The Nintendo accounts of an unspecified number of users were compromised in the past few days in an attack from an unknown vector, at least for now.
In just a few days, Nintendo owners noticed that their accounts had been compromised, losing access. It’s still unclear why this is happening because the users don’t seem to have many things in common, with the exception of their Nintendo credentials.
The only hint of something strange going on was a mention on the official Twitter account of Nintendo Japan Support, which said people have been experiencing unauthorized logins and that some of these attackers were accessing users’ credit card data.
This would imply that Nintendo fell victim to a data breach, but the company remained silent on this possibility, except for a short statement to VGC:
“We are aware of reports of unauthorized access to some Nintendo Accounts and we are investigating the situation” says Nintendo. “In the meantime, we recommend that users enable two-step verification for their Nintendo account.”
If you have a Nintendo account, change the password immediately, even if you have had no problems. If that password is the same one used on other online services, you need to change those ones as well.

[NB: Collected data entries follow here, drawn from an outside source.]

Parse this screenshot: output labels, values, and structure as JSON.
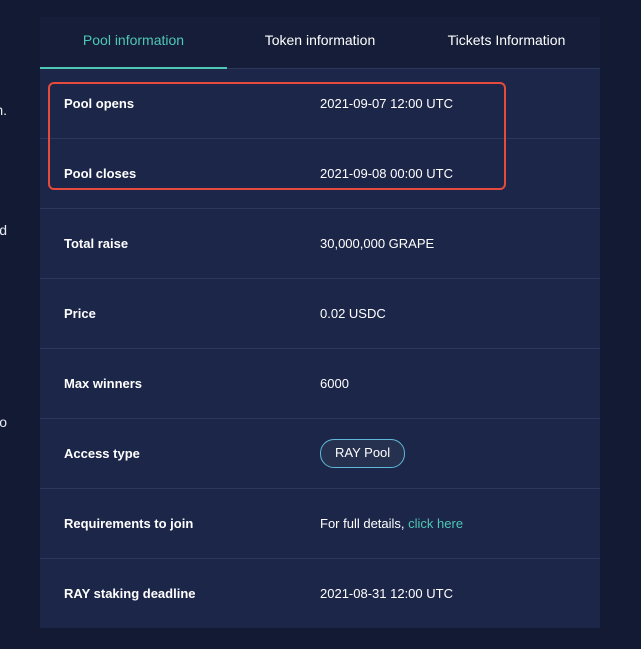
{
  "tabs": [
    {
      "label": "Pool information"
    },
    {
      "label": "Token information"
    },
    {
      "label": "Tickets Information"
    }
  ],
  "rows": [
    {
      "label": "Pool opens",
      "value": "2021-09-07 12:00 UTC"
    },
    {
      "label": "Pool closes",
      "value": "2021-09-08 00:00 UTC"
    },
    {
      "label": "Total raise",
      "value": "30,000,000 GRAPE"
    },
    {
      "label": "Price",
      "value": "0.02 USDC"
    },
    {
      "label": "Max winners",
      "value": "6000"
    },
    {
      "label": "Access type",
      "value": "RAY Pool"
    },
    {
      "label": "Requirements to join",
      "value_prefix": "For full details, ",
      "link_text": "click here"
    },
    {
      "label": "RAY staking deadline",
      "value": "2021-08-31 12:00 UTC"
    }
  ],
  "left_fragments": [
    "n.",
    "d",
    "o"
  ],
  "colors": {
    "background": "#131a33",
    "panel": "#1c2648",
    "accent": "#4fc7b6",
    "highlight": "#e54b3c"
  }
}
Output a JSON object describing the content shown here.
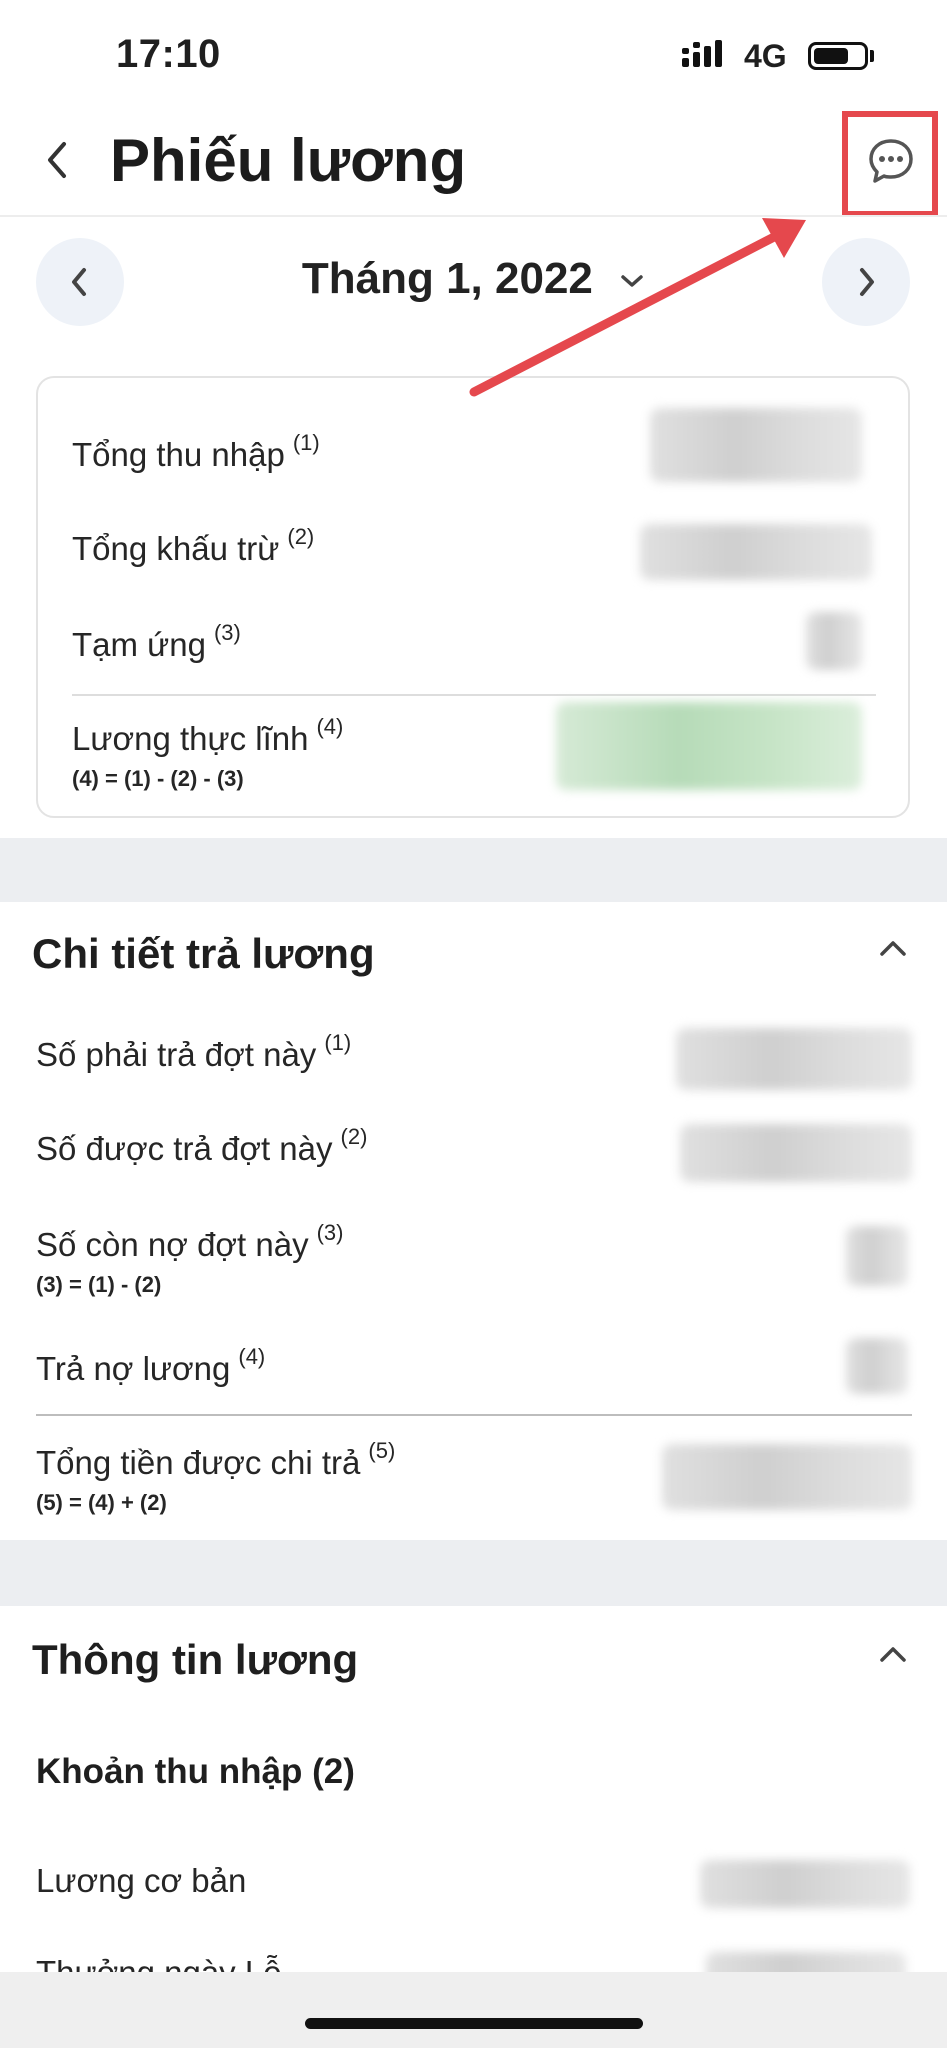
{
  "status_bar": {
    "time": "17:10",
    "network": "4G"
  },
  "header": {
    "title": "Phiếu lương",
    "back_icon": "chevron-left-icon",
    "chat_icon": "chat-bubble-dots-icon"
  },
  "month_nav": {
    "label": "Tháng 1, 2022"
  },
  "summary": {
    "rows": [
      {
        "label": "Tổng thu nhập",
        "ref": "(1)"
      },
      {
        "label": "Tổng khấu trừ",
        "ref": "(2)"
      },
      {
        "label": "Tạm ứng",
        "ref": "(3)"
      },
      {
        "label": "Lương thực lĩnh",
        "ref": "(4)",
        "formula": "(4) = (1) - (2) - (3)"
      }
    ]
  },
  "payment_details": {
    "title": "Chi tiết trả lương",
    "rows": [
      {
        "label": "Số phải trả đợt này",
        "ref": "(1)"
      },
      {
        "label": "Số được trả đợt này",
        "ref": "(2)"
      },
      {
        "label": "Số còn nợ đợt này",
        "ref": "(3)",
        "formula": "(3) = (1) - (2)"
      },
      {
        "label": "Trả nợ lương",
        "ref": "(4)"
      },
      {
        "label": "Tổng tiền được chi trả",
        "ref": "(5)",
        "formula": "(5) = (4) + (2)"
      }
    ]
  },
  "salary_info": {
    "title": "Thông tin lương",
    "income_heading": "Khoản thu nhập (2)",
    "rows": [
      {
        "label": "Lương cơ bản"
      },
      {
        "label": "Thưởng ngày Lễ"
      }
    ]
  },
  "colors": {
    "highlight": "#e5484d",
    "green_value": "#b6dbb8",
    "section_gap": "#eceef1"
  }
}
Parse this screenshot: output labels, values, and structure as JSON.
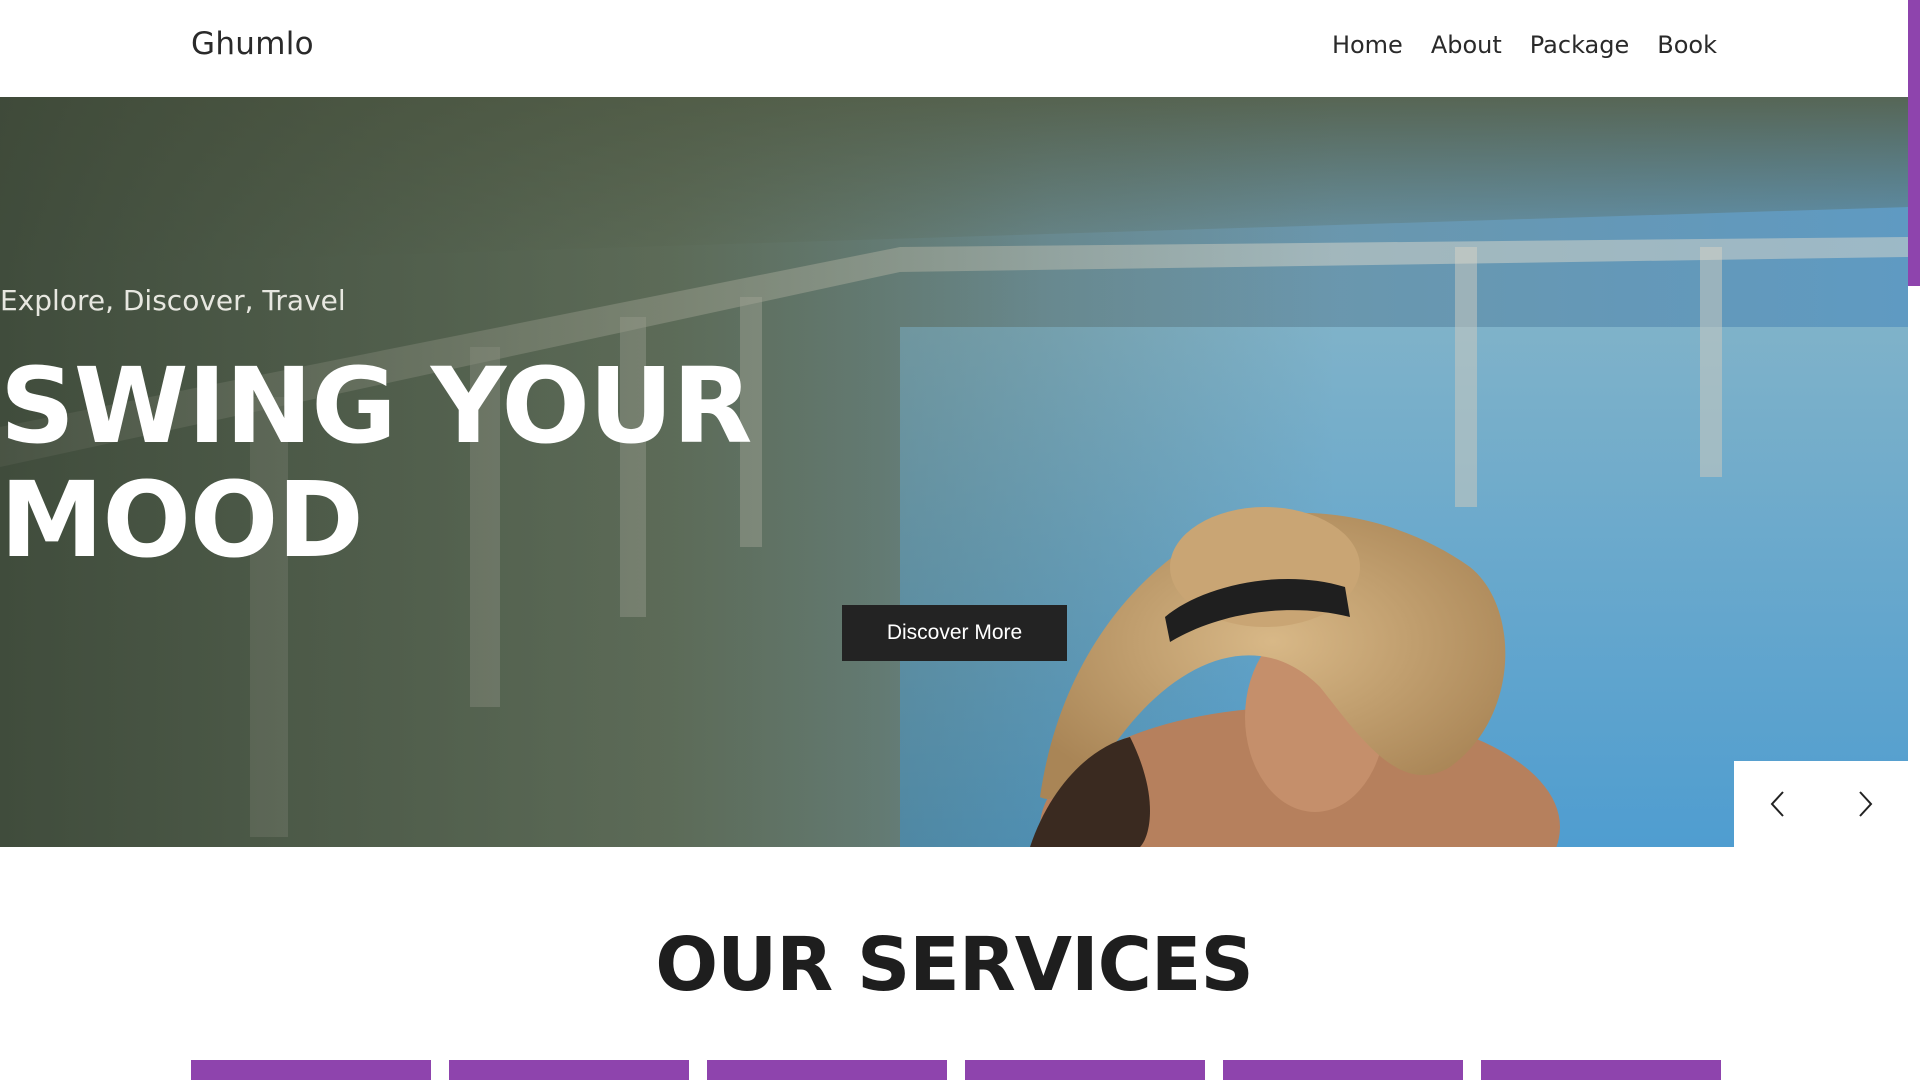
{
  "header": {
    "logo": "Ghumlo",
    "nav": [
      "Home",
      "About",
      "Package",
      "Book"
    ]
  },
  "hero": {
    "subtitle": "Explore, Discover, Travel",
    "title_line1": "SWING YOUR",
    "title_line2": "MOOD",
    "cta_label": "Discover More"
  },
  "slider": {
    "prev_icon": "chevron-left-icon",
    "next_icon": "chevron-right-icon"
  },
  "services": {
    "title": "OUR SERVICES"
  },
  "colors": {
    "accent": "#8e44ad",
    "button": "#232323"
  }
}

Secondly, it’s also very important to activate two-factor authentication, which makes it much more difficult for anyone to access the account, even if your credentials have been exposed in a data breach.
Lastly, users should revise any linked payment methods saved into the account. Check the banking statements for fraudulent purchases.
The fact that it’s still unclear how the attackers got their hands on login data makes this security issue all the more dangerous. They might just use credentials from other data breaches, but it’s difficult to take the right measures when you don’t know what online vector needs to be secured.